Venezuelan opposition leader and pro-democracy advocate Leopoldo López raised concerns about the global rise of autocracy and advocated for democracy and freedom at a Wednesday event.
The event, titled “Facing Autocracy, A Global Challenge,” was hosted at Encina Hall by Stanford’s Center for Democracy, Development and the Rule of Law (CDDRL).
López is a leader of the democratic opposition movement in Venezuela. Today, autocrat Nicolás Maduro leads the Venezuelan state. CDDRL described López’s experience as living “through the gradual deterioration of what was once a regional reference for democracy” that transitioned “into an authoritarian regime that has created the worst humanitarian and migration crisis in the Western Hemisphere.”
López, the founder of the progressive and social-democratic political party Voluntad Popular, opened the talk by detailing his entrance into politics and the journey he took to founding the party.
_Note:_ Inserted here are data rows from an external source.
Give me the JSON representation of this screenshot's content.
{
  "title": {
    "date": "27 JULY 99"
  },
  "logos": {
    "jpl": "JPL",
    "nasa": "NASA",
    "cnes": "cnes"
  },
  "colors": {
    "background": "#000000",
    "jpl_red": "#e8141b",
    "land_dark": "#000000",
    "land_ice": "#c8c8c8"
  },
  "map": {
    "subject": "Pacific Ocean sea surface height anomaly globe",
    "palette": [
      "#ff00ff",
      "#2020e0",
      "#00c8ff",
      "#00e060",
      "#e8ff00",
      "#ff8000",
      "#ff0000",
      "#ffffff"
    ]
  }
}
He served as the mayor of Chacao, Venezuela from 2000 to 2008 until he was no longer allowed to run for office because of restrictions instituted by the autocratic national government in Caracas.
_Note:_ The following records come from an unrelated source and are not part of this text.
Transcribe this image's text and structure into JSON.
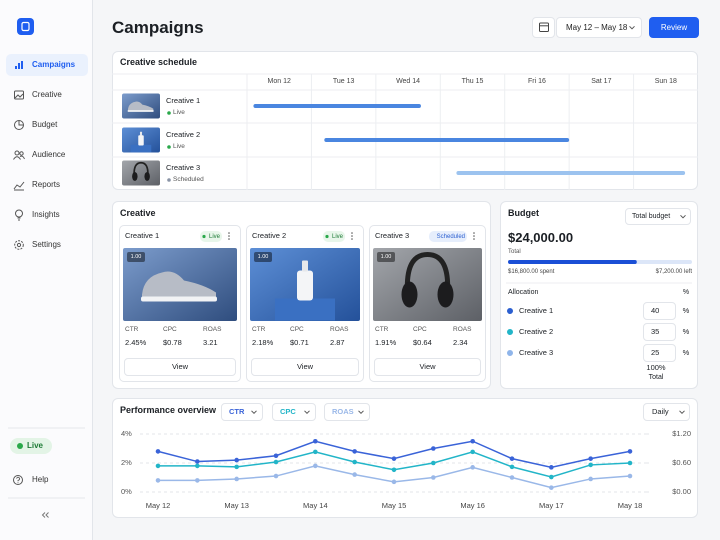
{
  "sidebar": {
    "nav": [
      "Campaigns",
      "Creative",
      "Budget",
      "Audience",
      "Reports",
      "Insights",
      "Settings"
    ],
    "status": "Live",
    "help": "Help"
  },
  "header": {
    "title": "Campaigns",
    "date_range": "May 12 – May 18",
    "button": "Review"
  },
  "schedule": {
    "title": "Creative schedule",
    "days": [
      "Mon 12",
      "Tue 13",
      "Wed 14",
      "Thu 15",
      "Fri 16",
      "Sat 17",
      "Sun 18"
    ],
    "rows": [
      {
        "name": "Creative 1",
        "status": "Live",
        "start": 0.1,
        "end": 2.7,
        "color": "#4a86e0",
        "dot_color": "#2aa84a"
      },
      {
        "name": "Creative 2",
        "status": "Live",
        "start": 1.2,
        "end": 5.0,
        "color": "#4a86e0",
        "dot_color": "#2aa84a"
      },
      {
        "name": "Creative 3",
        "status": "Scheduled",
        "start": 3.25,
        "end": 6.8,
        "color": "#9cc3ef",
        "dot_color": "#8a94a6"
      }
    ]
  },
  "creative": {
    "title": "Creative",
    "cards": [
      {
        "name": "Creative 1",
        "status": "Live",
        "badge": "1.00",
        "metrics": [
          {
            "label": "CTR",
            "value": "2.45%"
          },
          {
            "label": "CPC",
            "value": "$0.78"
          },
          {
            "label": "ROAS",
            "value": "3.21"
          }
        ],
        "button": "View"
      },
      {
        "name": "Creative 2",
        "status": "Live",
        "badge": "1.00",
        "metrics": [
          {
            "label": "CTR",
            "value": "2.18%"
          },
          {
            "label": "CPC",
            "value": "$0.71"
          },
          {
            "label": "ROAS",
            "value": "2.87"
          }
        ],
        "button": "View"
      },
      {
        "name": "Creative 3",
        "status": "Scheduled",
        "badge": "1.00",
        "metrics": [
          {
            "label": "CTR",
            "value": "1.91%"
          },
          {
            "label": "CPC",
            "value": "$0.64"
          },
          {
            "label": "ROAS",
            "value": "2.34"
          }
        ],
        "button": "View"
      }
    ]
  },
  "budget": {
    "title": "Budget",
    "selector": "Total budget",
    "amount": "$24,000.00",
    "amount_label": "Total",
    "progress": 70,
    "spent": "$16,800.00 spent",
    "left": "$7,200.00 left",
    "allocation_title": "Allocation",
    "unit": "%",
    "allocation": [
      {
        "name": "Creative 1",
        "value": 40,
        "color": "#2b5fd0"
      },
      {
        "name": "Creative 2",
        "value": 35,
        "color": "#22b5c8"
      },
      {
        "name": "Creative 3",
        "value": 25,
        "color": "#8fb5ea"
      }
    ],
    "total": "100%",
    "total_label": "Total"
  },
  "performance": {
    "title": "Performance overview",
    "period": "Daily"
  },
  "chart_data": {
    "type": "line",
    "x": [
      "May 12",
      null,
      "May 13",
      null,
      "May 14",
      null,
      "May 15",
      null,
      "May 16",
      null,
      "May 17",
      null,
      "May 18"
    ],
    "series": [
      {
        "name": "CTR",
        "color": "#3a63d8",
        "axis": "y",
        "values": [
          2.8,
          2.1,
          2.2,
          2.5,
          3.5,
          2.8,
          2.3,
          3.0,
          3.5,
          2.3,
          1.7,
          2.3,
          2.8
        ]
      },
      {
        "name": "CPC",
        "color": "#22b5c8",
        "axis": "y2",
        "values": [
          0.54,
          0.54,
          0.52,
          0.62,
          0.83,
          0.62,
          0.46,
          0.6,
          0.83,
          0.52,
          0.31,
          0.56,
          0.6
        ]
      },
      {
        "name": "ROAS",
        "color": "#9ab8e8",
        "axis": "y",
        "values": [
          0.8,
          0.8,
          0.9,
          1.1,
          1.8,
          1.2,
          0.7,
          1.0,
          1.7,
          1.0,
          0.3,
          0.9,
          1.1
        ]
      }
    ],
    "ylim": [
      0,
      4
    ],
    "yticks": [
      {
        "value": 0,
        "label": "0%"
      },
      {
        "value": 2,
        "label": "2%"
      },
      {
        "value": 4,
        "label": "4%"
      }
    ],
    "y2lim": [
      0,
      1.2
    ],
    "y2ticks": [
      {
        "value": 0,
        "label": "$0.00"
      },
      {
        "value": 0.6,
        "label": "$0.60"
      },
      {
        "value": 1.2,
        "label": "$1.20"
      }
    ],
    "grid": true
  }
}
López said he was one of many politicians who were targeted by the authoritarian state and disqualified from running for office because of alleged corruption. In response, López founded the Voluntad Popular party, whose mission he said is to ensure “all rights for all people.” López believes this message is representative of “the promised land of democracy.” In addition to promoting candidates for office, Voluntad Popular trains Venezuelans in non-violent protest and civil resistance, according to López.
In 2014, López was federally imprisoned for four years as a political prisoner before being placed under house arrest. He was eventually released in 2019. The cause of the arrest, according to López, was his leadership championing democracy and leading Venezuelans in non-violent protest. He later took refuge in the Spanish embassy in Caracas before moving to Spain in 2020. He has now lived in exile for over a year.
Throughout his talk, López emphasized the importance of democratic advocacy and the necessary steps to prevent the rise of autocracy. He pointed to civil society as a “main indicator of democratic growth,” believing that citizens who are united through a civil society are more inclined to join together to protest and push for democracy. López also advocated for sanctions against Venezuela from democratic world leaders, which he believes are a necessity to influence change in autocratic regimes. He also encouraged increased advocacy for political prisoners, which he described as a “lifeline” during his imprisonment.
Pushing for idealism and optimism in the global fight for freedom, López told attendees to “assuredly believe that we are facing an opportunity to create a global alliance for freedom and usher a fourth wave of democratization.”
“We are in a moment where we are obliged to create a freedom alliance that ignites the spirit of idealism,” López said. The freedom alliance represents López’s ideal coalition of democratic states across the world advocating for democracy. He describes the alliance as “gasoline” for the rise of democracy and the fall of autocratic regimes.
López ended his talk by calling on Stanford students to take responsibility for fighting for freedom globally. The same, he said, goes for institutions such as Stanford, which also have an obligation to promote democracy.
Members of the audience, including students and staff, praised López’s talk.
“Leopoldo Lopez is a champion for freedom in the world, ” said Hoover Institution visiting fellow Markos Kounalakis. “He is passionate and committed and has paid, in many ways, a very high price for his work on behalf of democracy and freedom.”
CDDRL Director Kathryn Stoner said she hopes that López has “inspired Stanford students in the way that he has inspired all of us at CDDRL to take action. Democracy needs defenders.”
Venezuelan student Isabella Pacheco ’24 added that she was “grateful that Stanford is bringing in international politicians and promoting issues that many students may not be aware of.”